Когда он в последний раз сидел у меня со своей женой, мы вдруг разговорились о тех ясских днях. Я и рассказал ему во всех подробностях то, что выше, в начале главы, рассказал читателю. Я сказал, что эта несправедливость к лирическому герою моего рассказа тогда, в подпольных условиях, не была единственной несправедливостью, какая случалась в движении. Берут и отправляют человека, лишь бы отправить. Со стороны, кажется, все было как должно быть. Пароль, точное время, точное место. Товарищ, который выйдет тебя встречать. На самом деле, наверно, ничего никуда не передавали. Делай себе дальше все сам, как подскажет тебе твой ум и твоя совесть. Кто считался с тем, что может произойти в твоей душе, какая рана может там остаться? Такое было время. Такой воздух. Слишком жестко как-то.
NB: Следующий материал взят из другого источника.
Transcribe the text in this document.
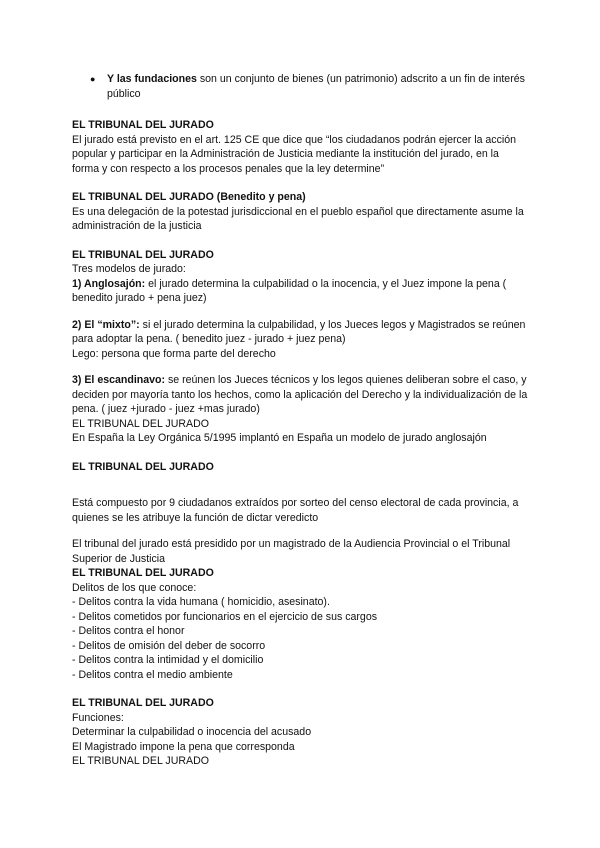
●	Y las fundaciones son un conjunto de bienes (un patrimonio) adscrito a un fin de interés público

EL TRIBUNAL DEL JURADO

El jurado está previsto en el art. 125 CE que dice que “los ciudadanos podrán ejercer la acción popular y participar en la Administración de Justicia mediante la institución del jurado, en la forma y con respecto a los procesos penales que la ley determine”

EL TRIBUNAL DEL JURADO (Benedito y pena)

Es una delegación de la potestad jurisdiccional en el pueblo español que directamente asume la administración de la justicia

EL TRIBUNAL DEL JURADO

Tres modelos de jurado:

1) Anglosajón: el jurado determina la culpabilidad o la inocencia, y el Juez impone la pena ( benedito jurado + pena juez)

2) El “mixto”: si el jurado determina la culpabilidad, y los Jueces legos y Magistrados se reúnen para adoptar la pena. ( benedito juez - jurado + juez pena)

Lego: persona que forma parte del derecho

3) El escandinavo: se reúnen los Jueces técnicos y los legos quienes deliberan sobre el caso, y deciden por mayoría tanto los hechos, como la aplicación del Derecho y la individualización de la pena. ( juez +jurado - juez +mas jurado)

EL TRIBUNAL DEL JURADO

En España la Ley Orgánica 5/1995 implantó en España un modelo de jurado anglosajón

EL TRIBUNAL DEL JURADO

Está compuesto por 9 ciudadanos extraídos por sorteo del censo electoral de cada provincia, a quienes se les atribuye la función de dictar veredicto

El tribunal del jurado está presidido por un magistrado de la Audiencia Provincial o el Tribunal Superior de Justicia

EL TRIBUNAL DEL JURADO

Delitos de los que conoce:

- Delitos contra la vida humana ( homicidio, asesinato).

- Delitos cometidos por funcionarios en el ejercicio de sus cargos

- Delitos contra el honor

- Delitos de omisión del deber de socorro

- Delitos contra la intimidad y el domicilio

- Delitos contra el medio ambiente

EL TRIBUNAL DEL JURADO

Funciones:

Determinar la culpabilidad o inocencia del acusado

El Magistrado impone la pena que corresponda

EL TRIBUNAL DEL JURADO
Старый товарищ мой вдруг переменился в лице. Улыбчивые глаза его на мгновение перестали улыбаться. Он спросил меня:

— Подожди. В какой день, говоришь, это произошло?

— В последние дни июня. Летом, — ответил я.

— Нет, я имею ввиду точно, день, дату.

— Точную дату я не помню.

— Видишь, ты не помнишь, а я помню. Двадцать пятое июня.

— Ты — помнишь? Чего вдруг?

— Спрашиваешь — чего вдруг? Чего вдруг — надо тебя спросить. Что же это ты, братец, опоздал, а?

— Я не опоздал. Я крутился возле театра целых двадцать минут. Откуда ты взял вдруг, что я опоздал?

— Потому что я выходил тебя встречать.

— Ты?

— Да, я.

— Ничего себе… Но я же все-таки не опоздал. Откуда ты знаешь, что я опоздал?

— В первый день опоздал ты, а на второй день я на пару минут опоздал.

— Может быть… — сказал я холодно.

— Не может быть, а так оно и было. И не ищи, пожалуйста, виноватых. В первый день ты сам виноват, а во второй день виноват я.

— Может быть… — сказал я снова.

Больше я ничего не сказал. Я понял, что мой старый товарищ выдумывает, сочиняет на ходу. Он берет вину на себя, лишь бы, упаси боже, ни одна пылинка не упала на то, что для него всю жизнь было самым святым. И, конечно, для того еще, чтобы у меня, на моей душе, не осталось и малейшей царапинки. Хоть царапинки эта уже давным-давно зажила, растворилась со временем среди многих других таких же царапинок.

А может, оно действительно было так, как он сказал? Мой старый товарищ никогда в своей жизни, знаю, не обманывал. Если даже цель, которой служил бы этот обман, была бы великой, самой великой.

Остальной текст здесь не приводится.